In 2012 though, HTML5 and CoffeeScript have become extremely plausible options for the client. And the server can become a simple wrapper around a basic PageStore. That’s an architecture I’ve been meaning to get down to write. But it’s the architecture that already exists for the SFW.

So, great! By hooking onto that project, I get my basic server / PageStore / client architecture free.

Furthermore it’s extensible via plugins. So I can embed special types of paragraph data and special renderers. That’s exactly what I wanted to do with the new SdiDesk – instead of having *pages* that were network diagrams or grids, have these as individual components of pages. This is perfect. I can concentrate on what interests me – the special plugin types – and Ward’s team can do the infrastructure. 🙂

Not to mention, Ward and co. are doing amazing plugin wizardry already : hooking data-feeds from Arduinos, graphing it, , calculators. It already has a lot of what looked nice about QEDWiki.

The multi-panel view surprised me initially, but it’s really useful for refactoring. And that’s going to help me considerably with wiki-composting.

Finally, the “federated” part of the Simplest Federated Wiki is the answer to a bunch of problems I didn’t even know I had. Or, at least, didn’t conceptualise well. How do I have a private wiki (like a local SdiDesk, where I like to draft things before they go public) AND a public wiki (like ThoughtStorms) and make it easy to move newly public stuff from one to the other? How do I balance the desire to have special project focused wikis (like the OPTIMAES one) with wanting to refer to that stuff from the main wiki? How do I balance contributing to my own wiki and contributing to other communities’ wikis?
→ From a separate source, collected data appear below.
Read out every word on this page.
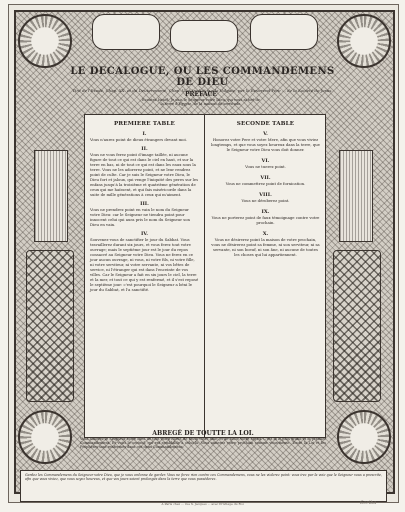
LE DECALOGUE, OU LES COMMANDEMENS DE DIEU
Tiré de l'Exode, Chap. XX. et du Deuteronome, Chap. V. et traduit sur la Vulgate, par le Reverend Pere ... de la Societé de Jesus.
PREFACE
Ecoutez Israël: Je suis le Seigneur votre Dieu, qui vous ai tiré de la terre d'Egypte, de la maison de servitude.
PREMIERE TABLE
I.
Vous n'aurez point de dieux étrangers devant moi.
II.
Vous ne vous ferez point d'image taillée, ni aucune figure de tout ce qui est dans le ciel en haut, et sur la terre en bas, ni de tout ce qui est dans les eaux sous la terre. Vous ne les adorerez point, et ne leur rendrez point de culte. Car je suis le Seigneur votre Dieu, le Dieu fort et jaloux, qui venge l'iniquité des peres sur les enfans jusqu'à la troisième et quatrième génération de ceux qui me haïssent, et qui fais miséricorde dans la suite de mille générations à ceux qui m'aiment.
III.
Vous ne prendrez point en vain le nom du Seigneur votre Dieu: car le Seigneur ne tiendra point pour innocent celui qui aura pris le nom du Seigneur son Dieu en vain.
IV.
Souvenez-vous de sanctifier le jour du Sabbat. Vous travaillerez durant six jours, et vous ferez tout votre ouvrage; mais le septième jour est le jour du repos consacré au Seigneur votre Dieu. Vous ne ferez en ce jour aucun ouvrage, ni vous, ni votre fils, ni votre fille, ni votre serviteur, ni votre servante, ni vos bêtes de service, ni l'étranger qui est dans l'enceinte de vos villes. Car le Seigneur a fait en six jours le ciel, la terre et la mer, et tout ce qui y est renfermé, et il s'est reposé le septième jour: c'est pourquoi le Seigneur a béni le jour du Sabbat, et l'a sanctifié.
SECONDE TABLE
V.
Honorez votre Pere et votre Mere, afin que vous viviez longtemps, et que vous soyez heureux dans la terre, que le Seigneur votre Dieu vous doit donner.
VI.
Vous ne tuerez point.
VII.
Vous ne commettrez point de fornication.
VIII.
Vous ne déroberez point.
IX.
Vous ne porterez point de faux témoignage contre votre prochain.
X.
Vous ne désirerez point la maison de votre prochain, vous ne désirerez point sa femme, ni son serviteur, ni sa servante, ni son boeuf, ni son âne, ni aucune de toutes les choses qui lui appartiennent.
ABREGÉ DE TOUTTE LA LOI.
Vous aimerez le Seigneur votre Dieu de tout votre coeur, de toute votre ame, et de toute votre esprit. C'est là le plus grand et le premier Commandement. Et voici le second, qui est semblable à celui-là: Vous aimerez votre prochain comme vous-même. Toute la Loi et les Prophètes sont renfermés dans ces deux Commandemens.
Gardez les Commandemens du Seigneur votre Dieu, que je vous ordonne de garder. Vous ne ferez rien contre ces Commandemens, vous ne les violerez point: vous irez par la voie que le Seigneur vous a prescrite, afin que vous viviez, que vous soyez heureux, et que vos jours soient prolongés dans la terre que vous posséderez.
A Paris chez ... rue S. Jacques ... avec Privilège du Roi	Scriba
So, I’m sold. As Dave Winer likes to say, it’s the second mover who makes the standard. And that’s what I want to help with. There’s enough overlap between the SFW and the things I’ve been wanting to do over the last few years that it makes sense for me to implement my ideas as plugins for the SFW, to port my wikis over to to it and to go around shouting about how wonderful it is. Because, actually, it is pretty damned wonderful.

So, Project ThoughtStorms is where I’m putting the code: so far, converters from the ThoughtStorms UseMod and the SdiDesk formatted pages, and plugins to render the markup. I’ll be porting ThoughtStorms over to a SFW server soon. Then I’ll be doing some serious refactoring and cleaning up the actual writing. Trashing a lot of the ephemeral junk and dead-links. TS has become a bit of a museum, which it shouldn’t be. It should be a living, learning, and forgetting thing.

After that, I’ll be sitting down to do some of the other things I’ve wanted to do in a wiki context but not had the platform to do justice to.  Now I think I have one.